The storm previously tore into Cuba, killing at least two people and causing the country’s power grid to collapse.
“This is going to be a nasty nasty day, two days,” Florida Governor Ron DeSantis warned earlier in the day, stressing that people in Ian’s path along the coast should rush to the safest possible shelter and stay there.
Although Ian is expected to weaken to a tropical storm as it moves inland at about 14km/h (9mph), its hurricane-force winds were likely to be felt well into central Florida.
Hours after landfall, top sustained winds had eased to 210km/h (130mph), but there were warnings of storm surges as high as 2 metres (6 feet) on the opposite side of the state, in northeast Florida.
Off the coast, on Sanibel Island near Fort Myers, swirling water flooded streets. Seawater surged out of Tampa Bay, leaving parts of the muddy bottom exposed, and waves crashed over the end of a wooden pier at Naples.
In Florida, 60 school districts had cancelled classes due to the hurricane, DeSantis said. More than 175 evacuation centres were opened statewide, the governor said, many of them school buildings converted to shelters.
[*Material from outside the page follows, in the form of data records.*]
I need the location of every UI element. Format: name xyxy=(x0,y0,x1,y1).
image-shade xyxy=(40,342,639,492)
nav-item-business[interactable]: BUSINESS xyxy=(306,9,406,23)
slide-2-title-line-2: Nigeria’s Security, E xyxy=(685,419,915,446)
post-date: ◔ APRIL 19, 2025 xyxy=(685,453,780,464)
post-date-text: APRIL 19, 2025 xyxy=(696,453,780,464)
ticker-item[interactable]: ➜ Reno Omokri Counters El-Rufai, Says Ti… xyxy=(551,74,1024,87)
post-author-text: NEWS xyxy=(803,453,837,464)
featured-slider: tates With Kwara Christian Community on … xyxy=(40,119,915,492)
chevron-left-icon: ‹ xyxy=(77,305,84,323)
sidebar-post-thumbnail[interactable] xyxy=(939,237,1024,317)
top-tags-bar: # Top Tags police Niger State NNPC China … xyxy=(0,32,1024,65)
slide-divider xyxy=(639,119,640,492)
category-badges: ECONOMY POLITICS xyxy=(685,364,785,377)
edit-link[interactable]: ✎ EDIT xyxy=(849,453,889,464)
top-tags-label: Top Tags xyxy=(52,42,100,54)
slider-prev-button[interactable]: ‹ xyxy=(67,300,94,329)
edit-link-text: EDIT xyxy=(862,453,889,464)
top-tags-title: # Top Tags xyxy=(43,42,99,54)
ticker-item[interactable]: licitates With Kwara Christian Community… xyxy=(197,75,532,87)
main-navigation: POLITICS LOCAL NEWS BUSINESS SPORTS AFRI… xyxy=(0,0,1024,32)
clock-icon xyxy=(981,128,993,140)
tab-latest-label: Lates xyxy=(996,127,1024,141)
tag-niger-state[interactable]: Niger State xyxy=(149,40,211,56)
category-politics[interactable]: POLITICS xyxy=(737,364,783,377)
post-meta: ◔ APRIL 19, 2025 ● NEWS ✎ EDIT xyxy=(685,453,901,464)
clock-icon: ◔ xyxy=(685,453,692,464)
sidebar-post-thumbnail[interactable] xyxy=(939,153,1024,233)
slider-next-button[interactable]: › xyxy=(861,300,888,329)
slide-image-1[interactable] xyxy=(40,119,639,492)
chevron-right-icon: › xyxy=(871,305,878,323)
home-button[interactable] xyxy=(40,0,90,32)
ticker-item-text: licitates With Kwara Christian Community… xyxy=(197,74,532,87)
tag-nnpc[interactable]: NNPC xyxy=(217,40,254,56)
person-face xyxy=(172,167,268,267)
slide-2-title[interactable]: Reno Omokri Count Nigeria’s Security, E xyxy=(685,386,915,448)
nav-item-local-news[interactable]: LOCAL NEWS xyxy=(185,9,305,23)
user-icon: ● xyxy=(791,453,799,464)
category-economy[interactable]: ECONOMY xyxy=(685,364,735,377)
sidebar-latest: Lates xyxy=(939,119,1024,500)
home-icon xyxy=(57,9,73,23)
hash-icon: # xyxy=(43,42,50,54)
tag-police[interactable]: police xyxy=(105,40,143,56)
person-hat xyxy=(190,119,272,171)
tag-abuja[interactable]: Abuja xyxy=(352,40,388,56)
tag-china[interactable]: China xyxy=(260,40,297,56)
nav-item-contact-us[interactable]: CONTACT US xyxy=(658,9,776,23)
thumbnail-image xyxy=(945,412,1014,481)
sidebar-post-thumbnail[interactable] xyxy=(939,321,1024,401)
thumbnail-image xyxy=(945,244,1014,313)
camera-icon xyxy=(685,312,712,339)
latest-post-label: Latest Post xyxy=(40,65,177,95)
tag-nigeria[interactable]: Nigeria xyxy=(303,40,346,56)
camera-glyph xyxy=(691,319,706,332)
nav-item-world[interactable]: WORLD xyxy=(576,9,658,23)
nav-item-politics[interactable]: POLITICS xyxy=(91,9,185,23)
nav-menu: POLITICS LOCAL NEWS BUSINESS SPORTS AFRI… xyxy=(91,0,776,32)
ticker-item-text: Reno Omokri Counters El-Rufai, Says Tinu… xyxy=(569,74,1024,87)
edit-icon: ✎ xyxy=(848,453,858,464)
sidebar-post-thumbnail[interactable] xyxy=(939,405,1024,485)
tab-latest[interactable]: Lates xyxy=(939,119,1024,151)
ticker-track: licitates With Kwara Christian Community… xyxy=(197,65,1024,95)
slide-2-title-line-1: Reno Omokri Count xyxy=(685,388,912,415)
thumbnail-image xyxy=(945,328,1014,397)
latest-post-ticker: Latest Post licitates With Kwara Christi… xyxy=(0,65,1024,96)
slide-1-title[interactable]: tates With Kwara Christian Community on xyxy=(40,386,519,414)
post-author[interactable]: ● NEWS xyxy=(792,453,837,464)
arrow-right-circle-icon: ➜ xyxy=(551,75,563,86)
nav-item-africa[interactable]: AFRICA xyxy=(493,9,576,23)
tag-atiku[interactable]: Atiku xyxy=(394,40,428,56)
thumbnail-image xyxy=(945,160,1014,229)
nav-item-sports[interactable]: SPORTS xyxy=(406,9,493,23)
Commercial airlines reported more than 2,000 storm-related US flight cancellations, with airports in Tampa, St Petersburg and Key West closed. Disney World theme parks and SeaWorld in Orlando all closed ahead of the storm.
US Air Force hurricane hunters confirmed that Ian gained strength over warm Gulf of Mexico water after battering Cuba.
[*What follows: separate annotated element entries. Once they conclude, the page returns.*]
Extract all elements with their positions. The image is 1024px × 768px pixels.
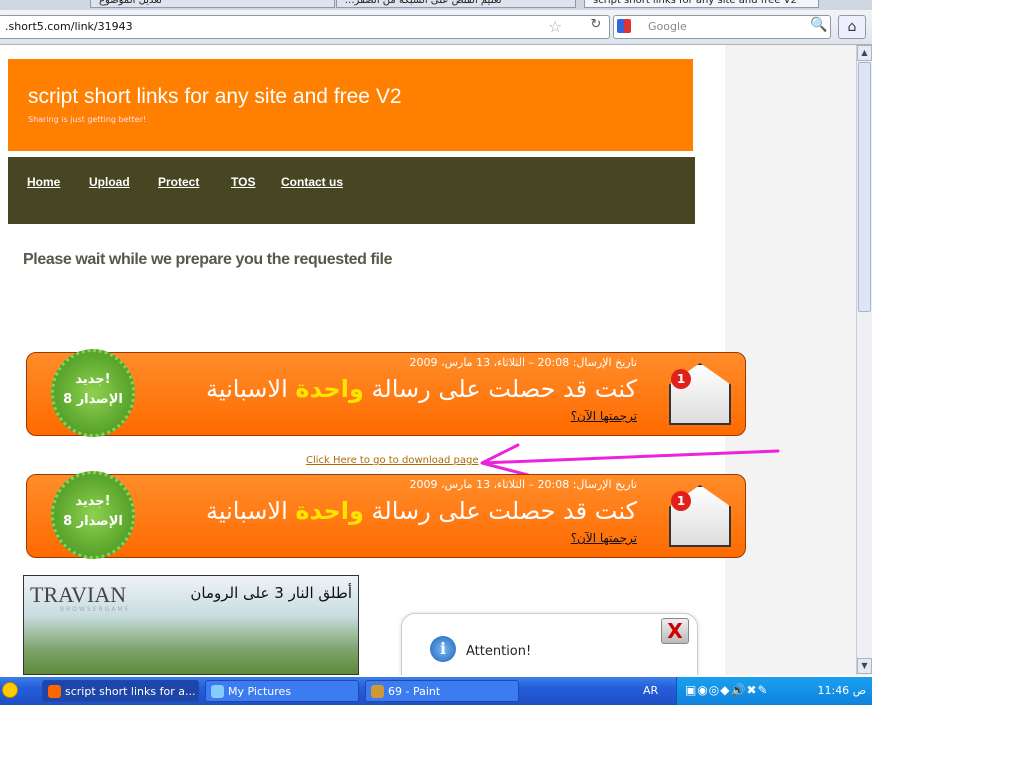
menu-protect[interactable]: Protect: [158, 175, 199, 189]
close-button[interactable]: X: [661, 618, 689, 644]
vertical-scrollbar[interactable]: ▲ ▼: [856, 45, 872, 675]
badge-text-2: الإصدار: [76, 514, 123, 529]
taskbar: script short links for a... My Pictures …: [0, 677, 872, 705]
info-icon: i: [430, 636, 456, 662]
search-input[interactable]: Google: [613, 15, 831, 39]
wait-message: Please wait while we prepare you the req…: [23, 251, 393, 268]
arrow-annotation: [480, 443, 780, 477]
msg-part: كنت قد حصلت على رسالة: [371, 375, 637, 403]
site-header: script short links for any site and free…: [8, 59, 693, 151]
menu-home[interactable]: Home: [27, 175, 60, 189]
tab-2[interactable]: ...تعليم القنص على الشبكة من الصفر: [336, 0, 576, 8]
taskbar-label: 69 - Paint: [388, 685, 441, 698]
system-tray: ▣◉◎◆🔊✖✎ 11:46 ص: [676, 677, 872, 705]
attention-title: Attention!: [466, 644, 532, 659]
travian-text: أطلق النار 3 على الرومان: [190, 584, 352, 602]
banner-message: كنت قد حصلت على رسالة واحدة الاسبانية: [206, 375, 637, 403]
home-button[interactable]: ⌂: [838, 15, 866, 39]
travian-ad[interactable]: TRAVIAN BROWSERGAME أطلق النار 3 على الر…: [23, 575, 359, 675]
scroll-thumb[interactable]: [858, 62, 871, 312]
google-icon[interactable]: [617, 19, 631, 33]
new-version-badge: جديد! 8 الإصدار: [51, 349, 135, 437]
notification-count: 1: [671, 491, 691, 511]
travian-sub: BROWSERGAME: [60, 606, 131, 613]
banner-date: تاريخ الإرسال: 20:08 – الثلاثاء، 13 مارس…: [409, 478, 637, 491]
menu-contact[interactable]: Contact us: [281, 175, 343, 189]
firefox-icon: [48, 685, 61, 698]
folder-icon: [211, 685, 224, 698]
attention-popup: X i Attention!: [401, 613, 698, 675]
notification-count: 1: [671, 369, 691, 389]
language-indicator[interactable]: AR: [643, 684, 658, 697]
taskbar-label: script short links for a...: [65, 685, 196, 698]
banner-message: كنت قد حصلت على رسالة واحدة الاسبانية: [206, 497, 637, 525]
reload-icon[interactable]: ↻: [586, 17, 606, 37]
taskbar-firefox[interactable]: script short links for a...: [42, 680, 199, 702]
tab-active[interactable]: script short links for any site and free…: [584, 0, 819, 8]
msg-part: الاسبانية: [205, 375, 288, 403]
taskbar-paint[interactable]: 69 - Paint: [365, 680, 519, 702]
site-menu: Home Upload Protect TOS Contact us: [8, 157, 695, 224]
msg-part: كنت قد حصلت على رسالة: [371, 497, 637, 525]
badge-num: 8: [63, 392, 73, 407]
ad-banner[interactable]: جديد! 8 الإصدار تاريخ الإرسال: 20:08 – ال…: [26, 471, 746, 559]
search-icon[interactable]: 🔍: [810, 17, 827, 33]
page-viewport: script short links for any site and free…: [0, 45, 856, 675]
banner-date: تاريخ الإرسال: 20:08 – الثلاثاء، 13 مارس…: [409, 356, 637, 369]
taskbar-label: My Pictures: [228, 685, 292, 698]
badge-num: 8: [63, 514, 73, 529]
msg-highlight: واحدة: [295, 497, 364, 525]
tab-strip: تعديل الموضوع ...تعليم القنص على الشبكة …: [0, 0, 872, 10]
taskbar-mypictures[interactable]: My Pictures: [205, 680, 359, 702]
badge-text: جديد!: [75, 372, 111, 387]
badge-text: جديد!: [75, 494, 111, 509]
url-bar[interactable]: .short5.com/link/31943: [0, 15, 610, 39]
messenger-icon[interactable]: [2, 682, 18, 698]
scroll-down-icon[interactable]: ▼: [857, 658, 872, 674]
menu-tos[interactable]: TOS: [231, 175, 255, 189]
clock: 11:46 ص: [817, 684, 866, 697]
msg-part: الاسبانية: [205, 497, 288, 525]
tab-1[interactable]: تعديل الموضوع: [90, 0, 335, 8]
bookmark-star-icon[interactable]: ☆: [548, 17, 562, 36]
translate-link[interactable]: ترجمتها الآن؟: [571, 409, 637, 423]
msg-highlight: واحدة: [295, 375, 364, 403]
menu-upload[interactable]: Upload: [89, 175, 130, 189]
site-tagline: Sharing is just getting better!: [28, 115, 147, 124]
travian-logo: TRAVIAN: [30, 582, 127, 607]
new-version-badge: جديد! 8 الإصدار: [51, 471, 135, 559]
site-title: script short links for any site and free…: [28, 85, 402, 108]
translate-link[interactable]: ترجمتها الآن؟: [571, 531, 637, 545]
tray-icons[interactable]: ▣◉◎◆🔊✖✎: [685, 683, 769, 697]
badge-text-2: الإصدار: [76, 392, 123, 407]
scroll-up-icon[interactable]: ▲: [857, 45, 872, 61]
paint-icon: [371, 685, 384, 698]
ad-banner[interactable]: جديد! 8 الإصدار تاريخ الإرسال: 20:08 – ال…: [26, 349, 746, 437]
download-link[interactable]: Click Here to go to download page: [306, 455, 479, 466]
The hurricane could push as much as 3.6 metres (12 feet) of ocean water ashore in Florida, the Miami-based NHC said, urging people to evacuate from the danger zone. More than 2.5 million people were under mandatory evacuation orders, but by law, no one could be forced to flee.
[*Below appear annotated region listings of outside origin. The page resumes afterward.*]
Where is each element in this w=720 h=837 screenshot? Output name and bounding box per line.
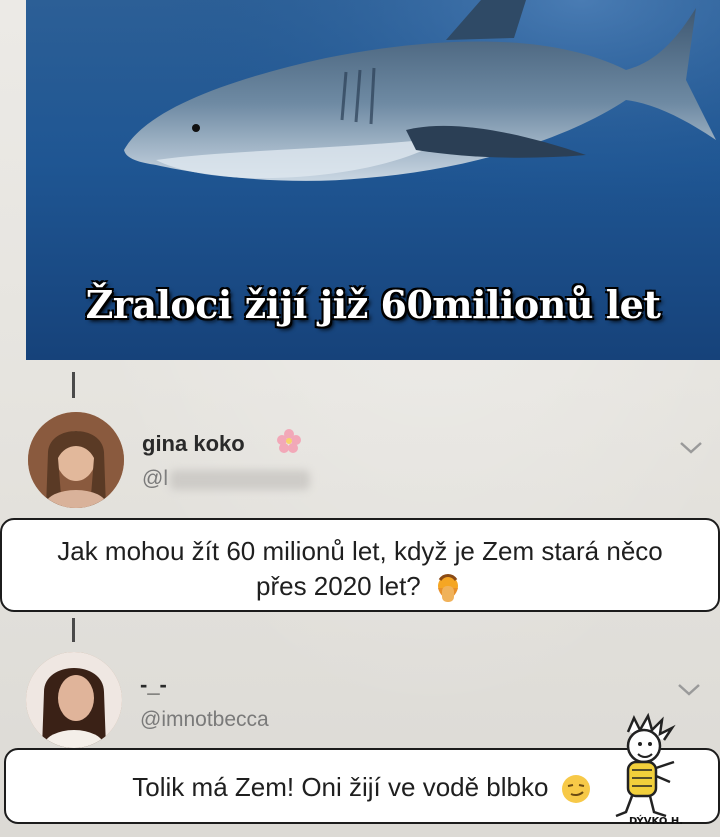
comment-author-handle[interactable]: @l (142, 467, 168, 491)
avatar[interactable] (26, 652, 122, 748)
comment-author-handle[interactable]: @imnotbecca (140, 708, 269, 732)
comment-author-name[interactable]: -_- (140, 672, 167, 698)
chevron-down-icon[interactable] (676, 682, 702, 698)
watermark-logo: DÝVKO H. (615, 712, 683, 827)
subtitle-card: Jak mohou žít 60 milionů let, když je Ze… (0, 518, 720, 612)
redacted-handle-blur (170, 470, 310, 490)
watermark-text: DÝVKO H. (629, 814, 683, 827)
meme-caption: Žraloci žijí již 60milionů let (85, 282, 661, 327)
comment-author-name[interactable]: gina koko (142, 431, 245, 457)
post-image-shark: Žraloci žijí již 60milionů let (26, 0, 720, 360)
avatar[interactable] (28, 412, 124, 508)
subtitle-text: Tolik má Zem! Oni žijí ve vodě blbko (132, 772, 549, 802)
smirk-emoji-icon (561, 775, 590, 804)
subtitle-text: Jak mohou žít 60 milionů let, když je Ze… (57, 536, 663, 601)
avatar-portrait-icon (26, 652, 122, 748)
thread-connector-line (72, 618, 75, 642)
facepalm-emoji-icon (438, 574, 459, 603)
chevron-down-icon[interactable] (678, 440, 704, 456)
thread-connector-line (72, 372, 75, 398)
flower-icon (277, 429, 301, 453)
avatar-portrait-icon (28, 412, 124, 508)
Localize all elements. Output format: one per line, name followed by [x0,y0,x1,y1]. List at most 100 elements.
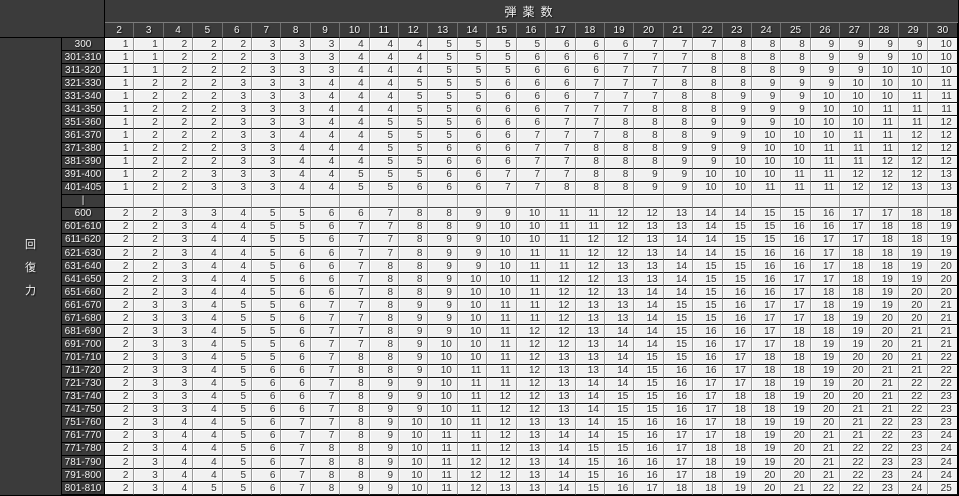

“Catastrophic flooding is expected across portions of central Florida with considerable flooding in southern Florida, northern Florida, southeastern Georgia and coastal South Carolina,” the NHC said.
“This is a life-threatening situation,” it warned.
After Ian strengthened rapidly overnight, Fort Myers handyman Tom Hawver abandoned his plan to weather the hurricane at home and headed across the state to Fort Lauderdale.
“We were going to stay and then just decided when we got up, and they said 155 mph winds [249km/h],” Hawver said. “We don’t have a generator. I just don’t see the advantage of sitting there in the dark, in a hot house, watching water come in.”
On Wednesday afternoon, Chris Pollone, an NBC News correspondent, told Al Jazeera that the storm had been focused on the Fort Myers and Sanibel Island areas, about 200km (124 miles) south of Tampa on the state’s western coast.
“That area is really getting pounded right now with high storm surge, also high winds, heavy rain,” Pollone said.
“They’re seeing cars floating in the streets, buildings are being overtopped by waves as this storm Ian pushes the water onshore.”
Florida Power and Light warned it could take days for electricity to be restored. As a precaution, hundreds of residents were evacuated from several nursing homes in the Tampa area, where hospitals also were moving some patients.
Residents rushed in advance of the storm’s impact to board up their homes, stash precious belongings on upper floors and flee.
“You can’t do anything about natural disasters,” said Vinod Nair, who drove inland from the Tampa area on Tuesday with his wife, son, dog and two kittens seeking a hotel in the tourist district of Orlando. “We live in a high-risk zone, so we thought it best to evacuate.”
Ian, which is set to move across central Florida before emerging in the Atlantic Ocean late on Thursday, was the fifth-strongest hurricane in terms of wind speed to strike the US as it made landfall.
Among the other storms was Hurricane Charley, which hit nearly the same spot on Florida’s coast in August 2004, killing 10 people and causing damage valued at $14bn.